Episode 101 – Real Estate Banking and Investing


Are you prepared to take the next step in investing?

Hi everyone, welcome to another wise money tools video. Glad you could join me today, as a follow up on our real estate videos, let’s talk about when is it a good time to use your cash value inside your banking system for real estate. Now as a general rule of thumb, anytime you get a safe return, that’s 2 to 4% more than the policy will deliver that might be worth doing. Now, let me say from the outset, I don’t want to give you any buying or investment advice here, just examples, every market and every scenario and cases different. These are simply general rules to consider when looking at real estate.

Now there is one principle of investing that you have to keep in the back of your mind, as we talked through these ideas. And this is it, your money is just as important, if not more so then the bank’s money. Now what I mean by that is you’d never even think of walking into a bank and getting a 0% loan. Right. There in the business of lending and making money. When you get a loan, you fully expect to pay back the principal and the interest on that loan. Now you’ve got to have that same expectation when it comes to your money to. In other words, the bank thinks their money’s worth X percent.

When they loan it to you, you need to know your money is worth at least that much, if not more. And here’s why I point that out. Oftentimes, when investors buy real estate, they put in their own money, we call it the skin in the game or the down payment, the bank may loan you 80%, but they want you to have 20% of your own money in the deal as well. This skin, as we like to call it is often overlooked by investors. In other words, when they calculate the rate of return or the cap rate on the property, they don’t typically include their skin needing a rate of return, they kind of rip themselves off so to speak.
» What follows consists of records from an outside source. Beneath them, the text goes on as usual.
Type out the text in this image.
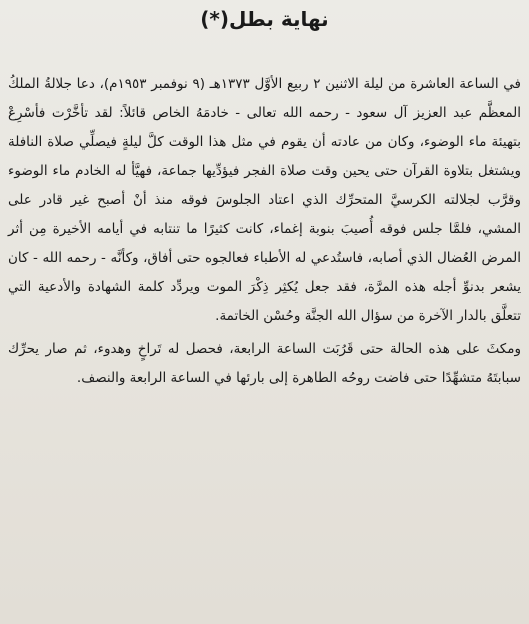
نهاية بطل(*)

في الساعة العاشرة من ليلة الاثنين ٢ ربيع الأوَّل ١٣٧٣هـ (٩ نوفمبر ١٩٥٣م)، دعا جلالةُ الملكُ المعظَّم عبد العزيز آل سعود - رحمه الله تعالى - خادمَهُ الخاص قائلاً: لقد تأخَّرْت فأسْرِعْ بتهيئة ماء الوضوء، وكان من عادته أن يقوم في مثل هذا الوقت كلَّ ليلةٍ فيصلِّي صلاة النافلة ويشتغل بتلاوة القرآن حتى يحين وقت صلاة الفجر فيؤدِّيها جماعة، فهيَّأ له الخادم ماء الوضوء وقرَّب لجلالته الكرسيَّ المتحرِّك الذي اعتاد الجلوسَ فوقه منذ أنْ أصبح غير قادر على المشي، فلمَّا جلس فوقه أُصيبَ بنوبة إغماء، كانت كثيرًا ما تنتابه في أيامه الأخيرة مِن أثر المرض العُضال الذي أصابه، فاستُدعي له الأطباء فعالجوه حتى أفاق، وكأنَّه - رحمه الله - كان يشعر بدنوِّ أجله هذه المرَّة، فقد جعل يُكثِر ذِكْرَ الموت ويردِّد كلمة الشهادة والأدعية التي تتعلَّق بالدار الآخرة من سؤال الله الجنَّة وحُسْن الخاتمة.

ومكثَ على هذه الحالة حتى قَرُبَت الساعة الرابعة، فحصل له تَراخٍ وهدوء، ثم صار يحرِّك سبابتَهُ متشهِّدًا حتى فاضت روحُه الطاهرة إلى بارئها في الساعة الرابعة والنصف.
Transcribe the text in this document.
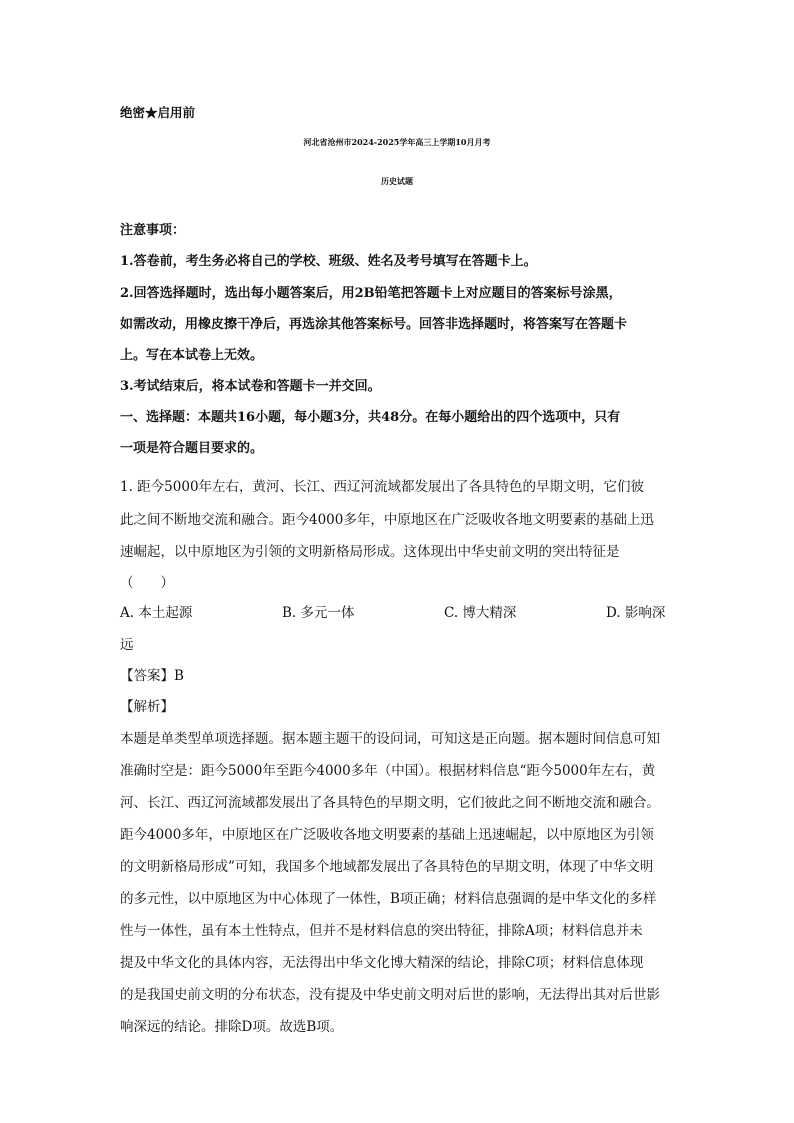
绝密★启用前
河北省沧州市2024-2025学年高三上学期10月月考
历史试题
注意事项：
1.答卷前，考生务必将自己的学校、班级、姓名及考号填写在答题卡上。
2.回答选择题时，选出每小题答案后，用2B铅笔把答题卡上对应题目的答案标号涂黑，
如需改动，用橡皮擦干净后，再选涂其他答案标号。回答非选择题时，将答案写在答题卡
上。写在本试卷上无效。
3.考试结束后，将本试卷和答题卡一并交回。
一、选择题：本题共16小题，每小题3分，共48分。在每小题给出的四个选项中，只有
一项是符合题目要求的。
1. 距今5000年左右，黄河、长江、西辽河流域都发展出了各具特色的早期文明，它们彼
此之间不断地交流和融合。距今4000多年，中原地区在广泛吸收各地文明要素的基础上迅
速崛起，以中原地区为引领的文明新格局形成。这体现出中华史前文明的突出特征是
（　　）
A. 本土起源	B. 多元一体	C. 博大精深	D. 影响深
远
【答案】B
【解析】
本题是单类型单项选择题。据本题主题干的设问词，可知这是正向题。据本题时间信息可知
准确时空是：距今5000年至距今4000多年（中国）。根据材料信息“距今5000年左右，黄
河、长江、西辽河流域都发展出了各具特色的早期文明，它们彼此之间不断地交流和融合。
距今4000多年，中原地区在广泛吸收各地文明要素的基础上迅速崛起，以中原地区为引领
的文明新格局形成”可知，我国多个地域都发展出了各具特色的早期文明，体现了中华文明
的多元性，以中原地区为中心体现了一体性，B项正确；材料信息强调的是中华文化的多样
性与一体性，虽有本土性特点，但并不是材料信息的突出特征，排除A项；材料信息并未
提及中华文化的具体内容，无法得出中华文化博大精深的结论，排除C项；材料信息体现
的是我国史前文明的分布状态，没有提及中华史前文明对后世的影响，无法得出其对后世影
响深远的结论。排除D项。故选B项。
Let me give you an example. Suppose you were going to buy a piece of property for $100,000. And it was going to produce $10,000 a year in income. This would be a 10 cap or a 10% rate of return, you put in 100K, you get 10,000 back each year, that’s a 10% return. Now, here’s a quick quiz for you. What is the payback time? How many years would it take for you to get your hundred thousand dollars back? 10 years, right. So the payback time is 10 years, this is a good number to know as you analyze real estate. Okay, so now let’s suppose the bank’s going to give you a 100% loan.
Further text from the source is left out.